If, because of bad weather or sour markets, Jane’s business takes a turn for the worst, some people in John’s position might want to have more of a say in Jane’s business in order to protect their capital investment in the company and require that certain things take place in order for credit lines to stay open and to make sure the business runs profitably.  This type of a move could potentially have dire consequences for John’s business.  If Jane’s business continues to worsen, her creditors may choose to come after her for the debts they are owed, and potentially come after John because of the agency relationship that has been formed between them.
Factors that would affect the finding of an agency relationship between John and Jane, and ultimately John’s liability for Jane’s debts would include (but not exclusively) the following:
1) The type and number of business recommendations made by principal to the agent;
2) the principal’s first right of refusal to buy product from the agent, at the price for which it was purchased;
3) the agent’s ability to enter into mortgages, purchase stock, or pay dividends without the principal’s authorization;
4) the principal’s right to enter the agent’s business and perform periodic checks and audits;
5) the principal’s input and recommendations regarding the agent’s finances, officer’s salaries, and inventory;
6) common letter head between the parties;
7) determinations in writing, or otherwise, made by the principle which suggests or requires close or intimate guidance of the agent by the principle;
8) the extent of the principal’s financing of the agent’s operations;
9) the power of the principal to discontinue the financing of the agent’s operations.
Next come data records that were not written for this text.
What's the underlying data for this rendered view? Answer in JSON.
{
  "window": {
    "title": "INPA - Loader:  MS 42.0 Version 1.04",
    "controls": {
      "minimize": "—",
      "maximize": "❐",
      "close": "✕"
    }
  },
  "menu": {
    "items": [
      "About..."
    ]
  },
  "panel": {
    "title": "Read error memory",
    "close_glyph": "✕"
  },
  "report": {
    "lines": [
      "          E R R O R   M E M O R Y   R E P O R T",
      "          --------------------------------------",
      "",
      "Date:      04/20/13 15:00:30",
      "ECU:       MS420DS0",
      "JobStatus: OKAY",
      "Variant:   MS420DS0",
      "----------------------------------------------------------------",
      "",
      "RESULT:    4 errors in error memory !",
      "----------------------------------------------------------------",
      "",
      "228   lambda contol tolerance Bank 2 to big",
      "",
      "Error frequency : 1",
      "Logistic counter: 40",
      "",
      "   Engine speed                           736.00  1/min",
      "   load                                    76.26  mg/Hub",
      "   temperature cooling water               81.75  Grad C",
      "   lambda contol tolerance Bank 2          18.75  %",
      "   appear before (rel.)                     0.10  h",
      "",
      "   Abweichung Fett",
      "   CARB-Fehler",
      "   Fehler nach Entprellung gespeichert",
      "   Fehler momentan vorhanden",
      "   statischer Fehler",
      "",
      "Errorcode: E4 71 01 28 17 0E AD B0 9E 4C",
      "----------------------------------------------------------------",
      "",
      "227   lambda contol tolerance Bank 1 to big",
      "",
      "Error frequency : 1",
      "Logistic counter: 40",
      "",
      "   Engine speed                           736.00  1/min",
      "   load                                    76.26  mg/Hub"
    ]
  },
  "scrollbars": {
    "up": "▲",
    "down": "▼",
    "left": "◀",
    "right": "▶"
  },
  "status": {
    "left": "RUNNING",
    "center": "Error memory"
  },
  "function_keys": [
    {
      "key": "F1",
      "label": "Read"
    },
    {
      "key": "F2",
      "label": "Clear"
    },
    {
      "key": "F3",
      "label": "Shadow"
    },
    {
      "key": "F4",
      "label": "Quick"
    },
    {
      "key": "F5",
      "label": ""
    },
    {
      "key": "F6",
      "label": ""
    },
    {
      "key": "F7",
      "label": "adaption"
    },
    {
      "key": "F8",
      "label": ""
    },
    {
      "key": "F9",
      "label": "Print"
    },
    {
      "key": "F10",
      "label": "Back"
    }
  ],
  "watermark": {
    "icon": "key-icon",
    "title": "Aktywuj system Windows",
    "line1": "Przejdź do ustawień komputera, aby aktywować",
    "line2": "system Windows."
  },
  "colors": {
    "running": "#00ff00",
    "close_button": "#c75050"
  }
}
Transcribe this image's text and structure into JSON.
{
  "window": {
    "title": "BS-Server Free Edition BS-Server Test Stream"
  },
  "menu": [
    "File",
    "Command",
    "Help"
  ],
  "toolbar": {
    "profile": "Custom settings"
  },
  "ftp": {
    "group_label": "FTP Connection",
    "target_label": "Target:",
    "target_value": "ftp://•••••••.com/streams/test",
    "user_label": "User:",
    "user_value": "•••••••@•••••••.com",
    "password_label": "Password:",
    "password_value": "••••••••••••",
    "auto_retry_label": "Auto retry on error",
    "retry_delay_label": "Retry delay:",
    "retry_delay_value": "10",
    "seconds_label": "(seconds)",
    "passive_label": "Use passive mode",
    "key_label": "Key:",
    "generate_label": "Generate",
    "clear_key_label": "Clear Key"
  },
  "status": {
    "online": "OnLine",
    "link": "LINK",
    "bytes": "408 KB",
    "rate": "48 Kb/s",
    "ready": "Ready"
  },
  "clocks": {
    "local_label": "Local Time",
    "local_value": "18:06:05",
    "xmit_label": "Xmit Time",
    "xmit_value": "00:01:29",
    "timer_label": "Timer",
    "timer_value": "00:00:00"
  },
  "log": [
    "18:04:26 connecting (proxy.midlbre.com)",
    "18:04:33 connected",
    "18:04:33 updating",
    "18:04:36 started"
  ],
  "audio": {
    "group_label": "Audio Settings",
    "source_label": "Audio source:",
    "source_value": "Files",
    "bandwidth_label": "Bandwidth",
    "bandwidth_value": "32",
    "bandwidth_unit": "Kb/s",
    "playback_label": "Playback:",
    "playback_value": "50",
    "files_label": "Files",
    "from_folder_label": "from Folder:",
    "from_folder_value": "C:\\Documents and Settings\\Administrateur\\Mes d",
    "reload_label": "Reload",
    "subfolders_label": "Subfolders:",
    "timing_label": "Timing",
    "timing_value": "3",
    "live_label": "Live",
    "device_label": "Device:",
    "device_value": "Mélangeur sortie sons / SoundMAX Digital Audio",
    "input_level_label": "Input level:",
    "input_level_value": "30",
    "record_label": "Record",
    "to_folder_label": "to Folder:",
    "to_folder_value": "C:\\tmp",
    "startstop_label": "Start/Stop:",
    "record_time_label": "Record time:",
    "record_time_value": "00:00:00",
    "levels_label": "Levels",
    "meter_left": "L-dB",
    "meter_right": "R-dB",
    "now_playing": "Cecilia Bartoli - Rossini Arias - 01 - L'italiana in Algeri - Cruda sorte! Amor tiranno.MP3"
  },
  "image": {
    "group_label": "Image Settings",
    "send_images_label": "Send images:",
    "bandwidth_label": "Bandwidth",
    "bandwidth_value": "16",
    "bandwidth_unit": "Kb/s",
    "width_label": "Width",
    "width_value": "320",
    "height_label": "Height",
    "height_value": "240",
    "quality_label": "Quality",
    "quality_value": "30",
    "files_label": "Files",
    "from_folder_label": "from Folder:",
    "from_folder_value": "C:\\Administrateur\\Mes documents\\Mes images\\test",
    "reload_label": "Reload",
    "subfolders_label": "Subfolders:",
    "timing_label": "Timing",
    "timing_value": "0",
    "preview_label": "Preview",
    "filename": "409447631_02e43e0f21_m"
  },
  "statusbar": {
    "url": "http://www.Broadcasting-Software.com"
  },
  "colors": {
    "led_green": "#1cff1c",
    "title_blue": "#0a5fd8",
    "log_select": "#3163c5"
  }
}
If some or most of these factors are found to have occurred in the relationship between Jane and John, John likely could be held liable for Jane’s debts, despite not having an official agreement that made Jane an agent for John.
Someone in John’s position should either not allow themselves to become so highly invested in Jane’s business that they can’t cut her off once her business fails, or they should choose to make her an agent or take over her business in such a way that they have a better ability turn it around and consciously choose to be liable for her debts.
If John wanted to make sure that Jane was just a supplier and not his agent he should do the following:
1) In the contract, the supplier (here Jane) should receive a fixed price for the property irrespective of the price she has paid for it. (Probably the most important factor.)
2) The supplier should act in their own name and receive title to the property which thereafter will be transferred to the buyer.
3) The supplier should have an independent business in buying and selling the property they supply.